I turned to the other girls. “Today has been incredibly stressful. Who wants to be my drink tonight?”
The girls all stared back at me in silence. I was sure that seeing the way I’d acted with Lexi made them all nervous.
“No one volunteers?” I asked out loud. “Very well, then. I choose Hannah.”
With a nod, she rose to her feet and followed after me.
I hadn’t even closed the door to my drinking room yet when I allowed my fangs to come out.
As I sunk them into her neck and her blood hit against my tongue, I tried to ignore the lack of satisfaction that washed over me.
Of all my slaves, Hannah’s blood had never been my favorite, by any means. The only reason I’d chosen her as my slave at all was because I’d known that Kade had set his eyes on her after Emerson had decided he didn’t want her to be his slave, after all. But her blood had never really done it for me. It wasn’t my definition of good; it was only adequate, at best.

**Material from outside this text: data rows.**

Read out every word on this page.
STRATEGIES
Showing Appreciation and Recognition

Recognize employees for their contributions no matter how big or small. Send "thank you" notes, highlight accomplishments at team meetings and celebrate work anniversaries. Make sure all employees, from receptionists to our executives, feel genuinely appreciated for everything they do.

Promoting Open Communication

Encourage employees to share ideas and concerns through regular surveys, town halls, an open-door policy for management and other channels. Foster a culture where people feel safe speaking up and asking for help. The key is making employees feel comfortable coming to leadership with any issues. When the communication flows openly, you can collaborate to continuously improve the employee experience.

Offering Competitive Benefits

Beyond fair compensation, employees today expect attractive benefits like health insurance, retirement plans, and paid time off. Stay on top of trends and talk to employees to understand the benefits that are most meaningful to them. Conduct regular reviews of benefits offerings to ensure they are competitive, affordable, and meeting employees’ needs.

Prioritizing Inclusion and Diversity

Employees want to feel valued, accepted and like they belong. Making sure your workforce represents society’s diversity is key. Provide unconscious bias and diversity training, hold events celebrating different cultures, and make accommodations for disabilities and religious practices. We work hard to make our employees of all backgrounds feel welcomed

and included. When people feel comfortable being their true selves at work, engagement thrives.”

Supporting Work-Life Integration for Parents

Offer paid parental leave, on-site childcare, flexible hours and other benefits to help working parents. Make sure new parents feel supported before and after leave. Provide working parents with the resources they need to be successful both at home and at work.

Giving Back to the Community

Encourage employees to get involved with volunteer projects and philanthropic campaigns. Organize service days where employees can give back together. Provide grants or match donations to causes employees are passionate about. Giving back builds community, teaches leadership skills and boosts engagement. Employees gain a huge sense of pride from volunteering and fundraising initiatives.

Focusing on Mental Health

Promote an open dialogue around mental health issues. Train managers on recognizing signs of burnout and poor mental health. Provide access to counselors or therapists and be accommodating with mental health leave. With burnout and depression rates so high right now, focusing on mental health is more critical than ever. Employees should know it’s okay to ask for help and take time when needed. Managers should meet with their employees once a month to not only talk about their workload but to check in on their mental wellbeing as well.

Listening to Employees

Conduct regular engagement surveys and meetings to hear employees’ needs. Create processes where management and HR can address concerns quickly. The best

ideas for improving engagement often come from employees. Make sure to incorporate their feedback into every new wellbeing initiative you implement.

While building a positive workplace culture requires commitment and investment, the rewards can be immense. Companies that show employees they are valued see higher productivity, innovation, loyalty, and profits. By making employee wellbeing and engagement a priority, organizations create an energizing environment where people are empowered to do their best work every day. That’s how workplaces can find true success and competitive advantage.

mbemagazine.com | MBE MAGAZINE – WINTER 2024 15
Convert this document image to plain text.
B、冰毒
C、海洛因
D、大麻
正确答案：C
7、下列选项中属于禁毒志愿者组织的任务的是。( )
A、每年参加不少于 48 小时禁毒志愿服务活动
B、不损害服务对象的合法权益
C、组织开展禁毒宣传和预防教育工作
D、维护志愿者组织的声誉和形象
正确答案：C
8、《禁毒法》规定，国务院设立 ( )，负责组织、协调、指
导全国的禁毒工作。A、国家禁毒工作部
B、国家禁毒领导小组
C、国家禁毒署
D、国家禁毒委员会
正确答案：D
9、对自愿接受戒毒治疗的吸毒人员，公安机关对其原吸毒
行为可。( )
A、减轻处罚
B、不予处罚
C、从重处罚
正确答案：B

I thought about taking her back to the Slave Chambers and grabbing one of the other girls to drink from, but I knew Hannah’s blood wasn’t the problem.
The problem was that I couldn’t get Lila off my mind. What I wanted, more than anything, was to drink from her—even if it was just one sip, just enough to know how her blood tasted.
The thing was, it didn’t matter how much I wanted to drink from Lila, because I couldn’t. I couldn’t allow myself to go there—not any time soon, at least.
I was partly afraid for myself, afraid for her. I was afraid that her blood would be so delicious, so satisfying—too satisfying. I feared that if I tasted her blood, I wouldn’t be able to stop myself from drinking more.
I was afraid I would kill the girl I loved.
But I was afraid of more than just that. I didn’t know just how powerful her blood was or what the consequences of drinking from her would be. I was afraid that the effects of drinking from her could be devastating for everyone.
If merely falling in love with Lila had already sparked what may have been the world’s first vampire war, what would happen if I allowed myself to give into temptation?